Why are my needs being judged based on my parents’ income?
What happens when my parents can’t give me £3,700 a year
All the talk about the cost of university is whether fees will go up to over £9,000, and looking back to when it only cost £3,000. But what we don’t talk about enough, is how unfair maintenance loans can be.
The gap between those who get maximum and minimum is up to £3,700. So those on minimum loan have to make up the difference in order to cover living costs with rent, bills, food, and books which can cost up to and over £50 if your library doesn’t have it.
The maximum you can get is £7,000. But the way this is judged doesn’t work out. Lots of people receive the minimum loan and little to no financial aid from their family. These calculations never take into account how much your parents can actually afford to give you when they might be paying off a mortgage or supporting siblings through school or university as well.

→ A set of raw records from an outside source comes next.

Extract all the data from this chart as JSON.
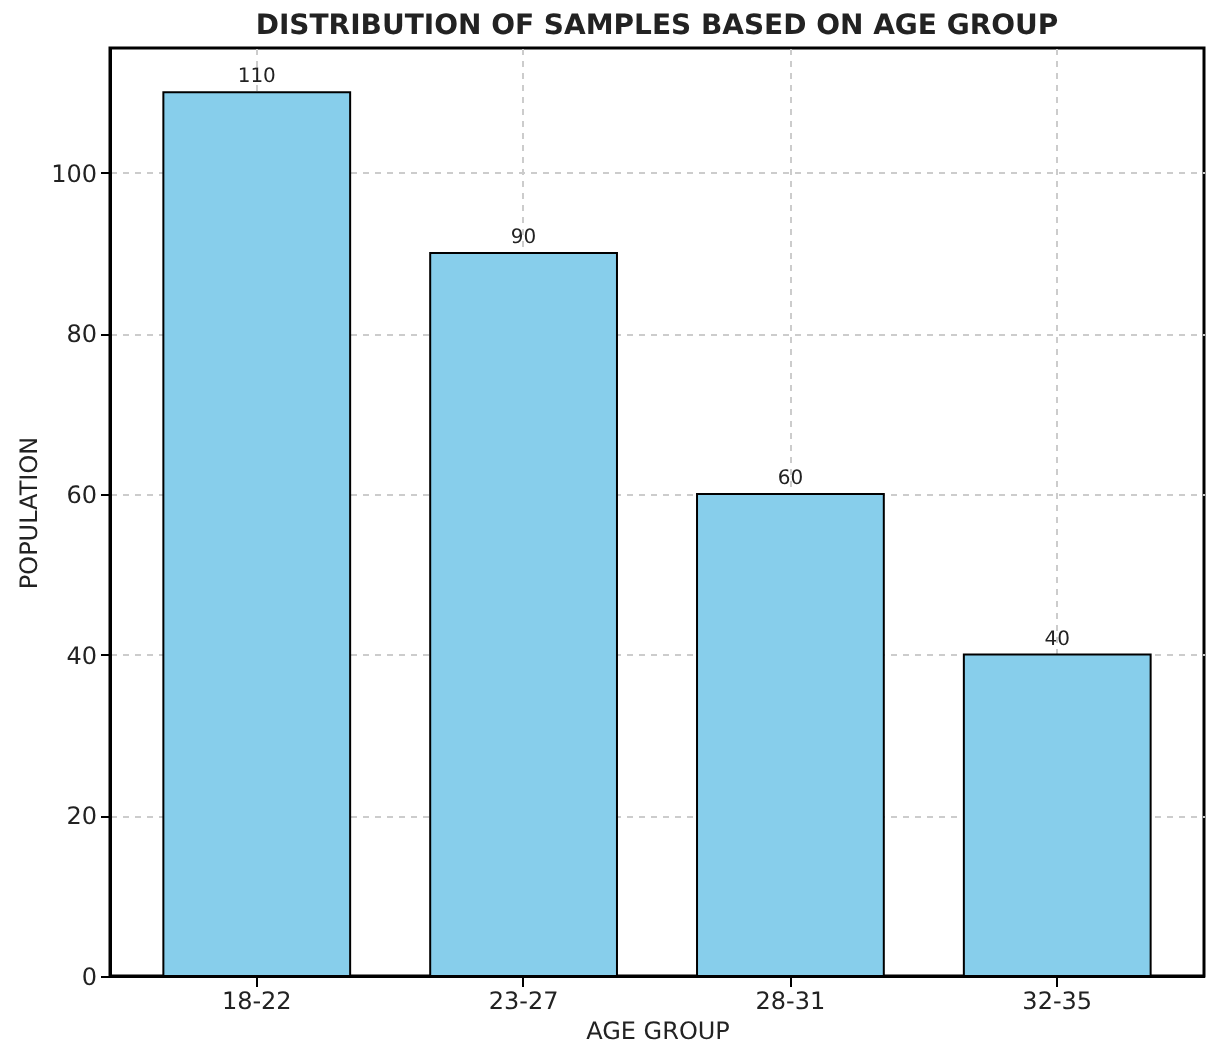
{
  "chart_data": {
    "type": "bar",
    "title": "DISTRIBUTION OF SAMPLES BASED ON AGE GROUP",
    "xlabel": "AGE GROUP",
    "ylabel": "POPULATION",
    "categories": [
      "18-22",
      "23-27",
      "28-31",
      "32-35"
    ],
    "values": [
      110,
      90,
      60,
      40
    ],
    "color": "#87ceeb",
    "ylim": [
      0,
      115.5
    ],
    "yticks": [
      0,
      20,
      40,
      60,
      80,
      100
    ],
    "grid": true,
    "data_labels": true
  }
}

The minimum loan should at least cover the cost of basic living costs for a start. I’m not saying that everyone should get the same, but I shouldn’t have to work 20 hours a week on top of university because my parents earn a little more money. When the minimum loan doesn’t cover the rent of non-en suite halls that were built in the 50’s then something is wrong.

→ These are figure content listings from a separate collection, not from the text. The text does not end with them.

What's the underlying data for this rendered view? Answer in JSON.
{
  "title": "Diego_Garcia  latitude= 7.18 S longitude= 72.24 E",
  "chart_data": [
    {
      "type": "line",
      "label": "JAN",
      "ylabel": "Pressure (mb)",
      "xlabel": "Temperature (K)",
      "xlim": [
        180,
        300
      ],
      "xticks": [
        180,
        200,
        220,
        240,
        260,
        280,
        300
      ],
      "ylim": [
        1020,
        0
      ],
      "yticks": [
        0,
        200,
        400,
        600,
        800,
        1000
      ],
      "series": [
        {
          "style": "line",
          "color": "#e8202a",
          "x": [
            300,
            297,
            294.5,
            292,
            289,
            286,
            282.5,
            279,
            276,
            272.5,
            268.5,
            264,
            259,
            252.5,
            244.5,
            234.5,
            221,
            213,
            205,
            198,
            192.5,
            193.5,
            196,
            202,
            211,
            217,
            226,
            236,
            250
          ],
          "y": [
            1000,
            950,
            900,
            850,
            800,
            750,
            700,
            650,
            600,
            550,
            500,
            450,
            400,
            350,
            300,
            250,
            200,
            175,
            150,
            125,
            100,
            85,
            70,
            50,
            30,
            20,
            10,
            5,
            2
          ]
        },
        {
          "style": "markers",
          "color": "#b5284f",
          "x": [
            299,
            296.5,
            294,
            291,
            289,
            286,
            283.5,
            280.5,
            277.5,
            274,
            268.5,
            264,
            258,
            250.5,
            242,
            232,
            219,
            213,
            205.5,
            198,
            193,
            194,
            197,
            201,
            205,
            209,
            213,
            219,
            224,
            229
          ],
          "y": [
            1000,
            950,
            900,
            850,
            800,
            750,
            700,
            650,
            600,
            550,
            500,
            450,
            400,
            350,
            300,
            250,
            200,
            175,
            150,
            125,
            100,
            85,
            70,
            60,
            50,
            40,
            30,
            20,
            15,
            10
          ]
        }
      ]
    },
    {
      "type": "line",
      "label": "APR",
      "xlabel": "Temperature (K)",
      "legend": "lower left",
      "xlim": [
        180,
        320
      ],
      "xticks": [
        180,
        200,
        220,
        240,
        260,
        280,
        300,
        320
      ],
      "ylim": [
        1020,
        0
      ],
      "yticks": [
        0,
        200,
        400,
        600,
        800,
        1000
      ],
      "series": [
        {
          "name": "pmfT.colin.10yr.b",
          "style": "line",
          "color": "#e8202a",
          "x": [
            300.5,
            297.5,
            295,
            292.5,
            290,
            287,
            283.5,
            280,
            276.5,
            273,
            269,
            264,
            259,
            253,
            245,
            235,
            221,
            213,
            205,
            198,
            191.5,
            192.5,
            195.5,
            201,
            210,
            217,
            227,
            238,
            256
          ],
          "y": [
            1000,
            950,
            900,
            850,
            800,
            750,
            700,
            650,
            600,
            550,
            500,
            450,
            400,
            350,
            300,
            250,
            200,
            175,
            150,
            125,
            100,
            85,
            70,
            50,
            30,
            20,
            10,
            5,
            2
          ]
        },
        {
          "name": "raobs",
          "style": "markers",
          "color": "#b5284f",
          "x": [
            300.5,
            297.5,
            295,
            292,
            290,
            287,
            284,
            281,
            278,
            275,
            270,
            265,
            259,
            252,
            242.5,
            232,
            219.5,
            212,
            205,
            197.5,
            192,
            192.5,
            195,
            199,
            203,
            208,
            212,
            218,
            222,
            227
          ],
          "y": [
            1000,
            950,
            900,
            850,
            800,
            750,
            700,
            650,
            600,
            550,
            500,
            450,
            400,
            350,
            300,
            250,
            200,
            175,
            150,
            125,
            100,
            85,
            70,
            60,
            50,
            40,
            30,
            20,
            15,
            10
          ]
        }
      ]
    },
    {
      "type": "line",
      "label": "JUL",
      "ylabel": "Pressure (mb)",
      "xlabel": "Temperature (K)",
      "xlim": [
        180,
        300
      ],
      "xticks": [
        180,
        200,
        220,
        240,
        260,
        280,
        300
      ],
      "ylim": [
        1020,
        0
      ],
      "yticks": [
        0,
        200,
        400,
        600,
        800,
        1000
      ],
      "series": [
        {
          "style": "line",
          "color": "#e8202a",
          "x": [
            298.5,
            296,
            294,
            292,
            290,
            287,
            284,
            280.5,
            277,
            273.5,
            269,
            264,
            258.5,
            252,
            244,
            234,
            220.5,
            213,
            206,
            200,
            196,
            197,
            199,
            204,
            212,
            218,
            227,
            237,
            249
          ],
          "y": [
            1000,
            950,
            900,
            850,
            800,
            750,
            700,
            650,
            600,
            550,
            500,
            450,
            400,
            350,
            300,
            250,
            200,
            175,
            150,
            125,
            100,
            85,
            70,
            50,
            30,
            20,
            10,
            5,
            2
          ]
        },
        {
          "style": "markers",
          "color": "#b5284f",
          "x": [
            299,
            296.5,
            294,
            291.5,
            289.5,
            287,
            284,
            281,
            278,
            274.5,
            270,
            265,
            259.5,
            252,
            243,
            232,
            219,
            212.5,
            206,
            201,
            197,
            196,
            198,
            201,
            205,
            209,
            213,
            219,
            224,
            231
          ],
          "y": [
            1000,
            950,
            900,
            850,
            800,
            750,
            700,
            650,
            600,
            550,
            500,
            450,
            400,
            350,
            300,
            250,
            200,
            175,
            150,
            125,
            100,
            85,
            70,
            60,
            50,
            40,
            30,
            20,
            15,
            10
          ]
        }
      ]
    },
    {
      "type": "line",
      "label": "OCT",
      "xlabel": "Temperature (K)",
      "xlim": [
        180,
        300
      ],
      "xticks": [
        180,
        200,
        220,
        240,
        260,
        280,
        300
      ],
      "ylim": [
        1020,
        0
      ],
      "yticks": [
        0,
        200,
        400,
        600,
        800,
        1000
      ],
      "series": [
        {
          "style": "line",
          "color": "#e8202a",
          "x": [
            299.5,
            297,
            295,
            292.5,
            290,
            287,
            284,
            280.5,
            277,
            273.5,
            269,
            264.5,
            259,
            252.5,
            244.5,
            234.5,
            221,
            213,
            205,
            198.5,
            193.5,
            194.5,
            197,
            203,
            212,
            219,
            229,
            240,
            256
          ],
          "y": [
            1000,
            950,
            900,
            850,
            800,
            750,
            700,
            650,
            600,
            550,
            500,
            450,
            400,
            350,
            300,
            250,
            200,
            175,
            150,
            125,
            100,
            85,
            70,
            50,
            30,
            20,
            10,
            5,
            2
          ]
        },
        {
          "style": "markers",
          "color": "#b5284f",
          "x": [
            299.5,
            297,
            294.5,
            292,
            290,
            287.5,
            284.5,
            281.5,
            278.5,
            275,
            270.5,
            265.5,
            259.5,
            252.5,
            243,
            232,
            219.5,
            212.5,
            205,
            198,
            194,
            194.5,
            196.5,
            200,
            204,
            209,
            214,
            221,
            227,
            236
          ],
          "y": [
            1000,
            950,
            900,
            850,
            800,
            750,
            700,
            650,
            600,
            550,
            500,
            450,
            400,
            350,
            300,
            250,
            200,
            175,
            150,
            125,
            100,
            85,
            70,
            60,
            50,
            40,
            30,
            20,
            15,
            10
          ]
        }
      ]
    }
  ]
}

More to the point, how does what my parents earn have any relation to me? The government’s assumed that I will be getting cash from my parents, but that’s simply not the case. Have you judged the other commitments my parents have? Are we not adults now, who should be able to fend for ourselves?
There are people at uni who can afford to keep a car and shop at Waitrose when they come back from their holiday abroad, because their parents are retired doctors or architects. They get the full loan all paid for by Student Finance. Then there are those of us who are stuck cycling everywhere because we can’t afford to pay the gas bill on top of rent this month. Is that not a sign of a broken system?
You’re supposed to learn how to manage your finances at university, but this appears to only apply to some and not others, when some of us have no finances to manage thanks to Student Finance. How is anyone supposed to learn money management in the first place when the money you’re managing constantly has a minus sign in front of it?
University is a time when students try to carve out some independence from their families. It seems strange then that this opportunity isn’t universally applied. More to the point, why are those belonging to higher income families being effectively punished for their family’s income.
Being forced to be reliant on daddy’s money at uni defeats the whole point of leaving home and the only way to fix this has to be to raise the minimum amount.